RecSys: An Introduction
Last updated
Last updated
Recommender System is a sytem that predicts ratings or preferences a user might give to an item. Often these are sorted and presented as “top-N” recommendations. There are many flavors of recommenders:
Recommending things
Recommending content
Recommending music
Recommending people
Recommending search results
In general, the goal recommender systems is understanding the end customer of a website or a network of websites that share data with each other. This can be done via implict or explicit ratings or feedback from the customer.
Explicit feedback or ratings can be asking users to rate content (e.g. movies, music) on a scale of 1 to 5 stars or rating content with a thumbs up or a thumbs down. In these cases, we are explicitly asking users about their taste for a particulat content or thing.
Another way to understand user taste is through implicit feedback. For example, if a user clicks on a webpage, that can be interpreted as implicit positive rating for that webpage link. Things or content a user purchases are also a much better indications of positive implicit rating. Finally, another source of implicit data is things a user consumes. For example, Youtube can look up how many minutes a user ends up watching a video as an indication to how much the user liked it.
All the flavors of recommender systems mentioned in the above section are top-N recommenders. Their job is to produce a finite list of the best things to present to a given user.
A lot of recommender system research tends to focus on the problem of predicting a user's ratings for everything they haven't rated already, good or bad, but that's very different from what recommender systems need to do in the real world. Usually, users don't care about your ability to predict how they'll rate some new item. Customers don't want to see your ability to predict their rating for an item. They just want to see things they're likely to love. Thus, ultimately our goal is to put the best content we can find in front of users in the form of a top-N list.
Below is one way how a top-N recommender system might work. Do note though there are many other ways to build a top-N recommender system.
Generally, you start with some data store representing the individual interests of each user. For example, their ratings for movies that they've seen, or implicit ratings such as the stuff they've bought in the past.
In practice this is usually a big, distributed NoSQL data store like Cassandra or MongoDB or memcached etc, because it has to vend lots of data but with very simple queries. Ideally, this interest data is normalized using techniques such as mean centering or Z scores to ensure that the data is comparable between users. But, in the real world your data is often too sparse to normalize it effectively.
The first step is to generate recommendation candidates, items we think might be interesting to the user based on their past behavior.
So, the candidate generation phase might take all of the items a user indicated interest in before, and consult another data store of items that are similar to those items based on aggregate behavior.
For example, let's say you're making recommendations for a user. One might consult the user's database of individual interests and see that the user has liked Star Trek stuff in the past. Based on everyone else's behavior, we come to know that people who like Star Trek also like Star Wars.
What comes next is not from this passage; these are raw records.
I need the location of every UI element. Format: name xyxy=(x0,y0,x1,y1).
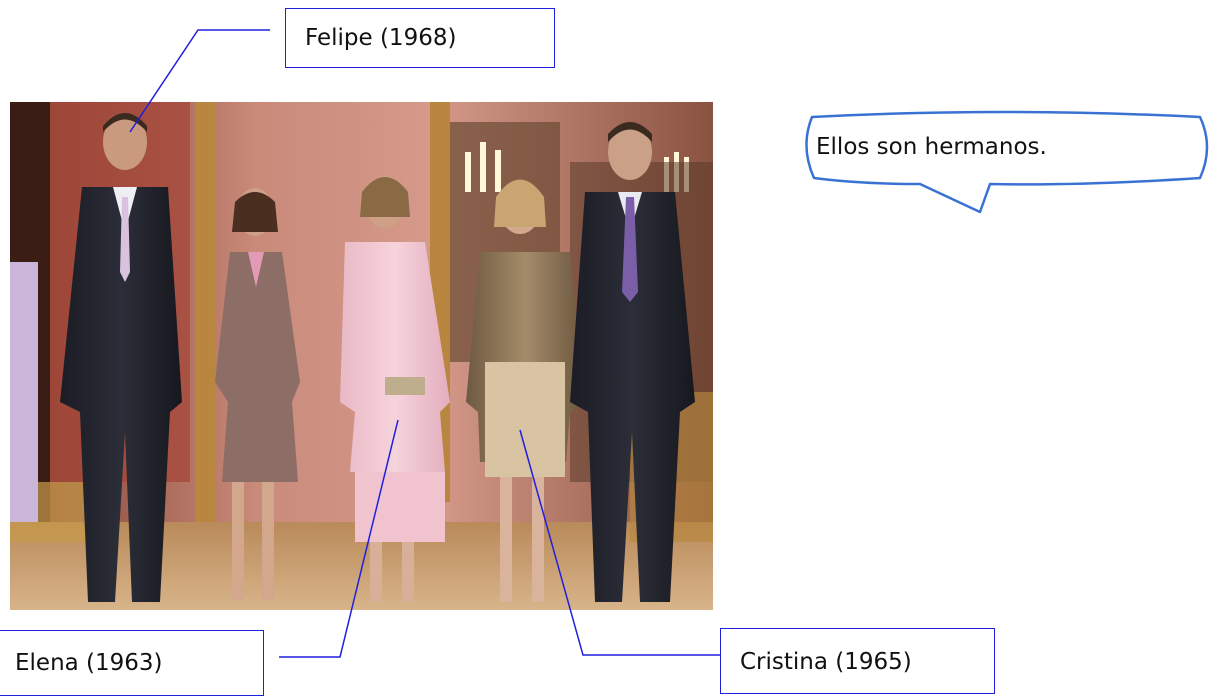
family-photo xyxy=(10,102,713,610)
label-cristina: Cristina (1965) xyxy=(720,628,995,694)
speech-bubble-text: Ellos son hermanos. xyxy=(816,134,1047,160)
label-elena: Elena (1963) xyxy=(0,630,264,696)
label-cristina-text: Cristina (1965) xyxy=(740,649,912,675)
speech-bubble xyxy=(805,110,1209,214)
label-felipe-text: Felipe (1968) xyxy=(305,25,457,51)
label-elena-text: Elena (1963) xyxy=(15,650,163,676)
label-felipe: Felipe (1968) xyxy=(285,8,555,68)
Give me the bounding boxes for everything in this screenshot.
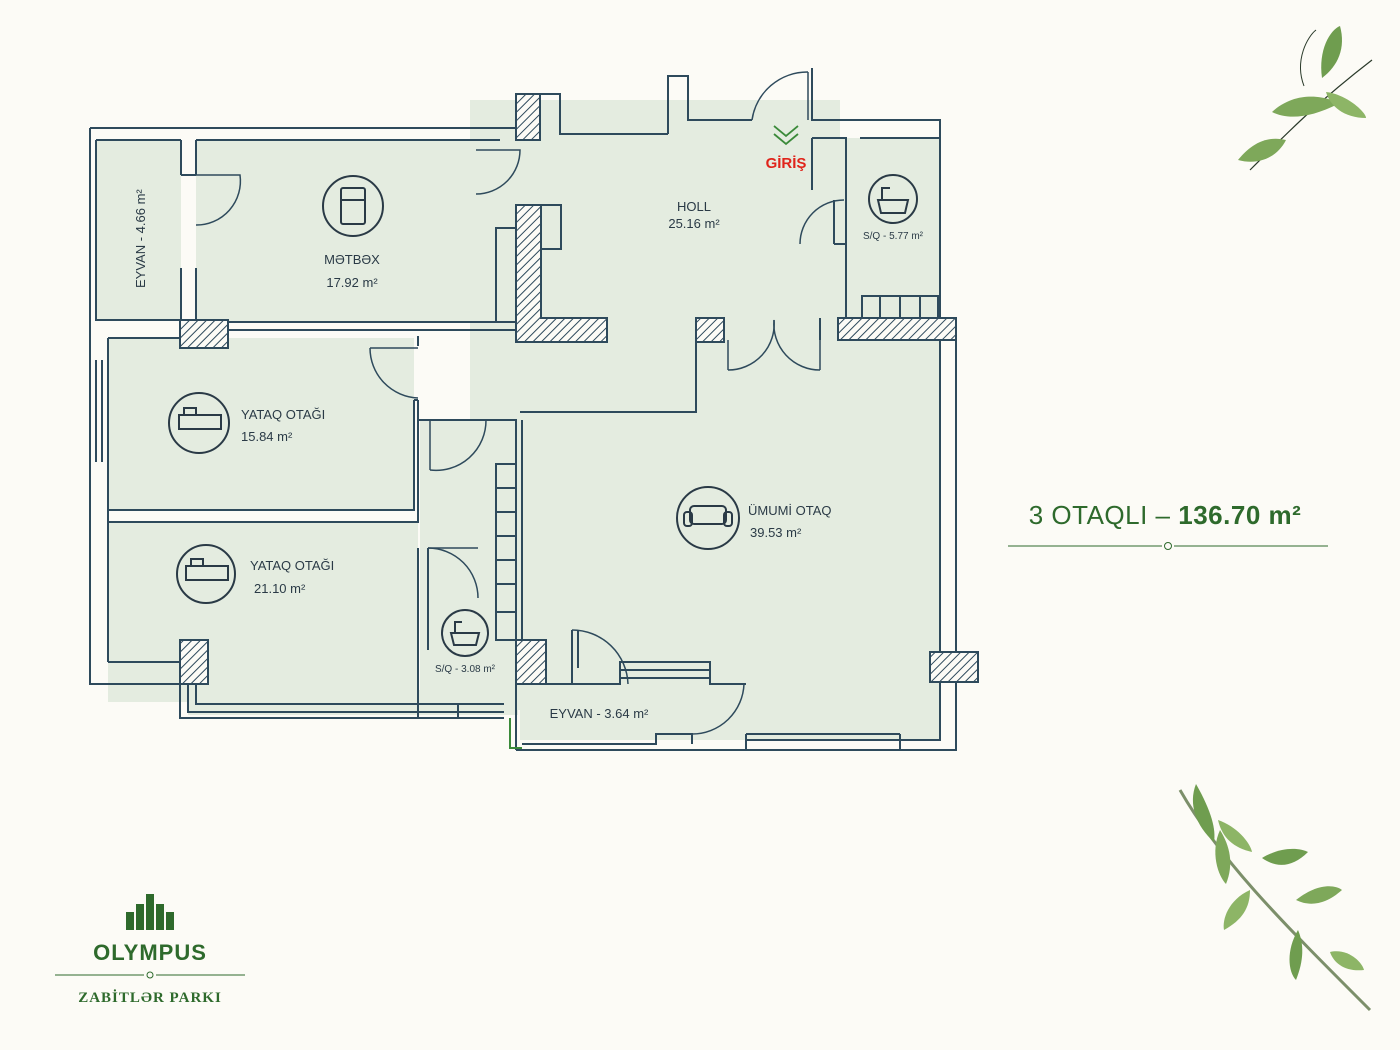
bed-icon: [168, 392, 230, 454]
entrance-label: GİRİŞ: [766, 155, 807, 172]
brand-name: OLYMPUS: [93, 940, 207, 965]
bed-icon: [176, 544, 236, 604]
summary-separator: –: [1147, 500, 1179, 530]
leaf-branch-icon: [1178, 784, 1372, 1012]
balcony-railing: [509, 718, 522, 749]
bedroom-1-area: 15.84 m²: [241, 429, 293, 444]
bathroom-2-label: S/Q - 3.08 m²: [435, 664, 496, 675]
bathtub-icon: [868, 174, 918, 224]
brand-subtitle: ZABİTLƏR PARKI: [78, 990, 222, 1006]
sofa-icon: [676, 486, 740, 550]
brand-divider: [55, 971, 245, 979]
fridge-icon: [322, 175, 384, 237]
entry-chevron-icon: [773, 125, 799, 146]
balcony-west-label: EYVAN - 4.66 m²: [133, 189, 148, 288]
total-area: 136.70 m²: [1178, 500, 1302, 530]
summary-divider: [1008, 542, 1328, 550]
walls: [89, 68, 957, 751]
living-room-area: 39.53 m²: [750, 525, 802, 540]
kitchen-name: MƏTBƏX: [324, 252, 380, 267]
room-count: 3 OTAQLI: [1028, 500, 1148, 530]
bedroom-1-name: YATAQ OTAĞI: [241, 407, 325, 422]
building-logo-icon: [126, 894, 174, 930]
living-room-name: ÜMUMİ OTAQ: [748, 503, 832, 518]
bedroom-2-area: 21.10 m²: [254, 581, 306, 596]
bathroom-1-label: S/Q - 5.77 m²: [863, 231, 924, 242]
kitchen-area: 17.92 m²: [326, 275, 378, 290]
bedroom-2-name: YATAQ OTAĞI: [250, 558, 334, 573]
apartment-summary: 3 OTAQLI – 136.70 m²: [1000, 500, 1330, 531]
bathtub-icon: [441, 609, 489, 657]
balcony-south-label: EYVAN - 3.64 m²: [550, 706, 649, 721]
structural-columns: [179, 93, 979, 685]
hall-area: 25.16 m²: [668, 216, 720, 231]
doors: [195, 71, 845, 735]
leaf-branch-icon: [1238, 26, 1373, 171]
floor-area: [96, 100, 940, 740]
hall-name: HOLL: [677, 199, 711, 214]
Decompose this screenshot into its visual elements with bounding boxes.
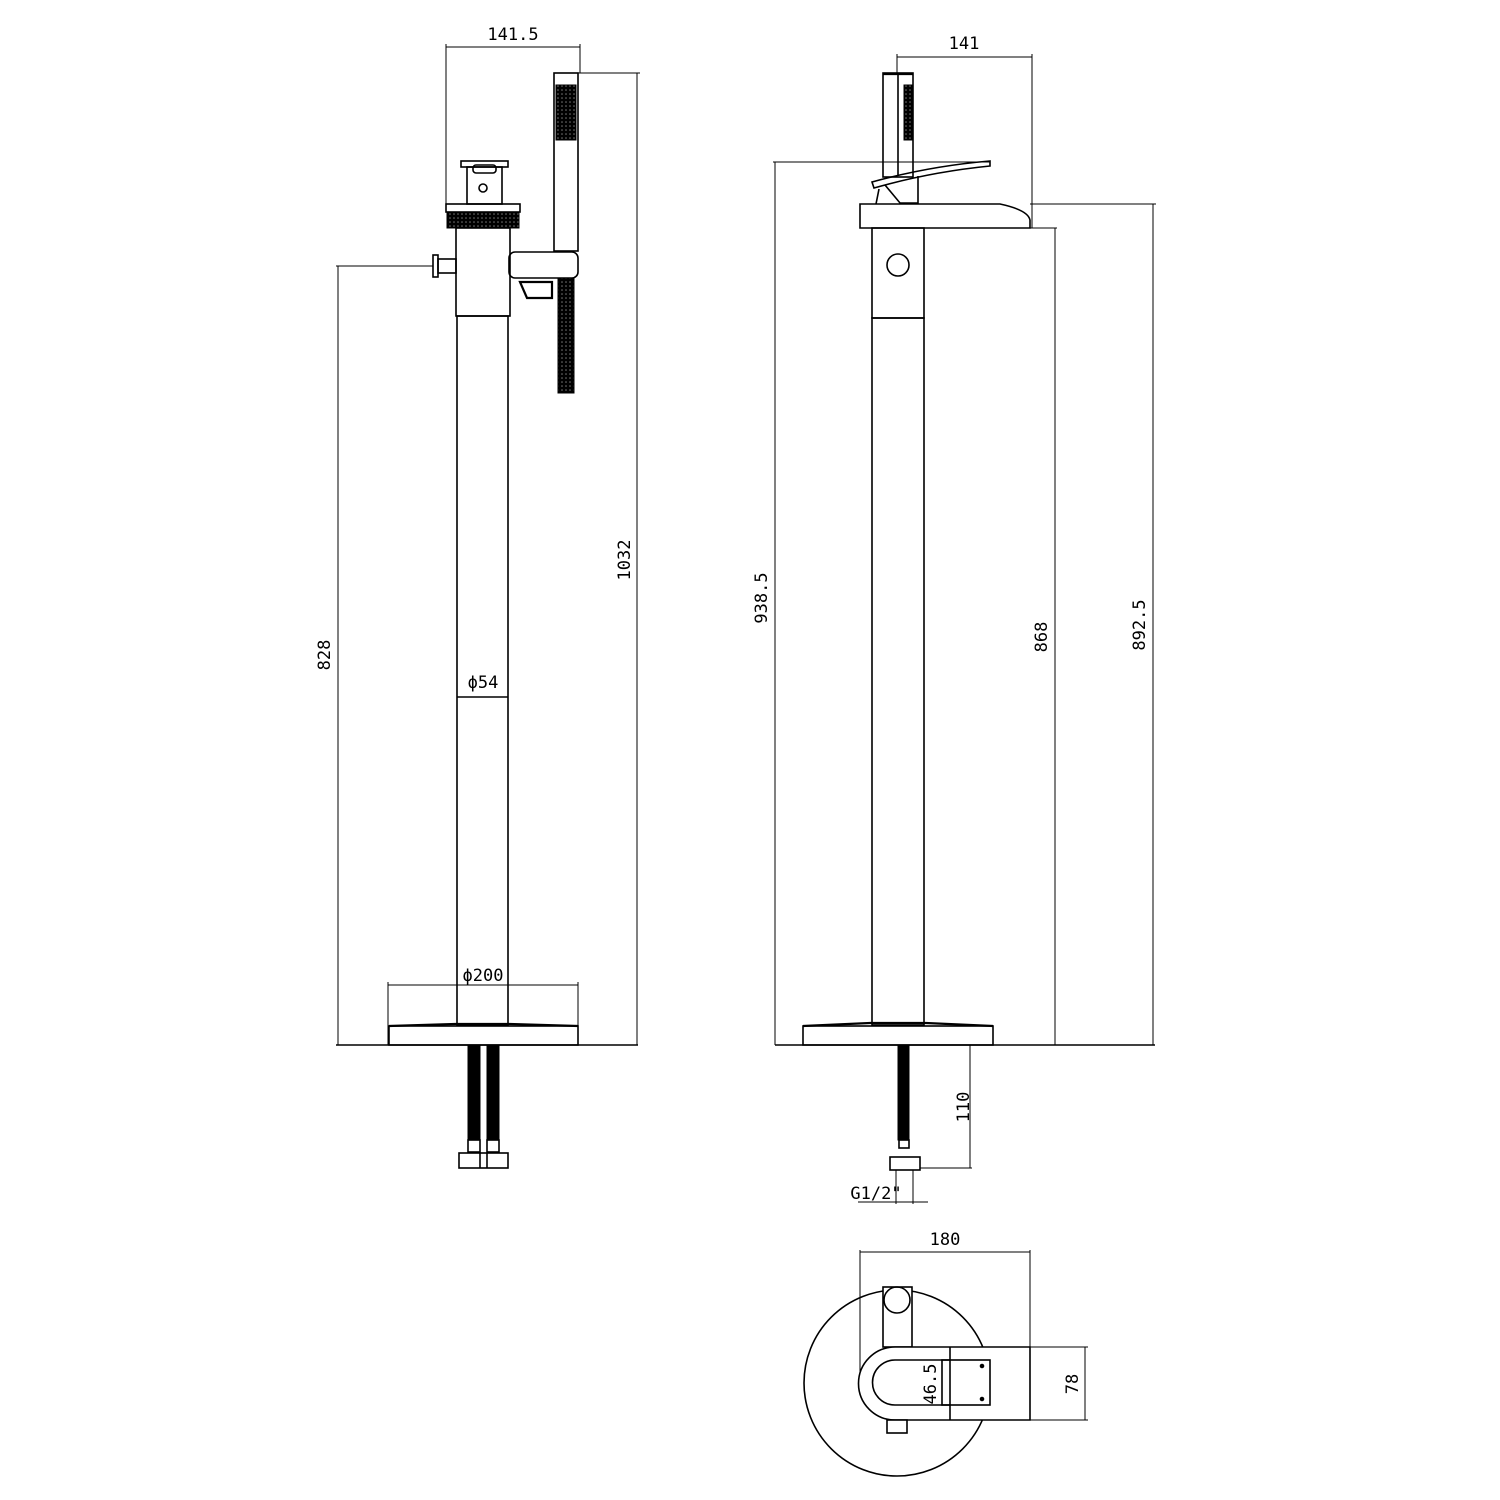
spout-top [857,1346,1031,1421]
dimension-spout-reach: 141 [896,34,1033,228]
shower-handset [553,72,579,252]
dimension-body-height: 868 [924,227,1057,1045]
dimension-lever-height: 938.5 [752,161,990,1045]
shower-handset [882,72,914,178]
dimension-label: G1/2" [850,1184,901,1204]
valve-body [455,227,511,317]
side-view: 141 938.5 868 892.5 110 G1/2" [752,34,1156,1204]
dimension-label: 180 [930,1230,961,1250]
dimension-width: 180 [859,1230,1031,1383]
dimension-label: 78 [1063,1374,1083,1394]
diverter-top [886,1419,908,1434]
plan-view: 180 46.5 78 [803,1230,1088,1477]
dimension-label: 938.5 [752,572,772,623]
diverter-knob [432,254,457,278]
dimension-total-height: 1032 [578,72,640,1045]
base-plate [802,1021,994,1046]
dimension-label: ϕ54 [468,673,499,693]
dimension-label: ϕ200 [463,966,504,986]
dimension-label: 141.5 [487,25,538,45]
dimension-label: 828 [315,640,335,671]
base-plate [388,1022,579,1046]
dimension-label: 1032 [615,540,635,581]
dimension-label: 141 [949,34,980,54]
dimension-thread: G1/2" [850,1170,928,1204]
knurled-ring [445,203,521,229]
supply-hoses [458,1044,509,1169]
lever-top [941,1359,991,1406]
riser-pipe [871,317,925,1026]
front-view: 141.5 1032 828 ϕ54 ϕ200 [315,25,640,1169]
mixer-handle [460,160,509,205]
dimension-top-width: 141.5 [445,25,581,204]
handset-top [882,1286,913,1348]
mixer-lever [870,160,991,205]
diverter-knob [886,253,910,277]
dimension-label: 46.5 [921,1364,941,1405]
dimension-label: 868 [1032,622,1052,653]
dimension-label: 110 [954,1092,974,1123]
shower-hose [557,277,575,394]
dimension-label: 892.5 [1130,599,1150,650]
dimension-spout-width: 78 [1030,1346,1088,1421]
riser-pipe [456,315,509,1026]
dimension-spout-height: 892.5 [1030,203,1156,1045]
dimension-tail-length: 110 [920,1044,974,1169]
dimension-base-diameter: ϕ200 [387,966,579,1045]
spout-inner [871,1359,950,1406]
handset-holder [508,251,579,300]
dimension-knob-height: 828 [315,265,433,1045]
valve-body [871,227,925,319]
supply-hose [889,1044,921,1171]
spout [859,203,1031,229]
So, based on the user's interest in Star Trek, the user might get some recommendation candidates that include Star Wars stuff.
In the process of building up those recommendations, one might assign scores to each candidate based on how the user rated the items they came from and how strong the similarities are between the item and the candidates that came from them. One might even filter out candidates at this stage if the score isn't high enough.
Next, we move to candidate ranking. Many candidates will appear more than once and need to be combined together in some way, maybe boosting their score in the process since they keep coming up repeatedly. After that, it can just be a matter of sorting the resulting recommendation candidates by score to get our first cut at a top-N list of recommendations. Although much more complicated approaches exist, such as learning to rank where machine learning is employed to find the optimal ranking of candidates at this stage.
This ranking stage might also have access to more information about the recommendation candidates that it can use, such as average review scores, that can be used to boost results for highly-rated or popular items for example.
Some filtering will be required before presenting the final, sorted list of recommendation candidates to the user. This filtering stage is where we might eliminate recommendations for items the user has already rated, since we don't want to recommend things the user has already seen.
We might also apply a stop-list here to remove items that are potentially offensive to the user, or remove items that are below some minimum quality score or minimum rating threshold.
It's also where we apply the N in top-N recommenders, and cut things off if we have more results than we need. The output of the filtering stage is then handed off to the display layer where a pretty widget of product recommendations is presented to the user.
Generally speaking, the candidate generation, ranking, and filtering will live inside some distributed recommendation web service that the web front-end talks to in the process of rendering a page for a specific user.
This diagram above is a simplified version of what is called item-based collaborative filtering.
Another architecture that's popular with researchers, is to build up a database ahead of time of predicted ratings of every item by every user.
The candidate generation phase is then just retrieving all of the rating predictions for a given user for every item, and ranking is just a matter of sorting them. This requires though to look at every single item in the catalog for every single user. Thus, this isn't very efficient at runtime.
If one has a small catalog of items to recommend, however, this approach isn't entirely unreasonable.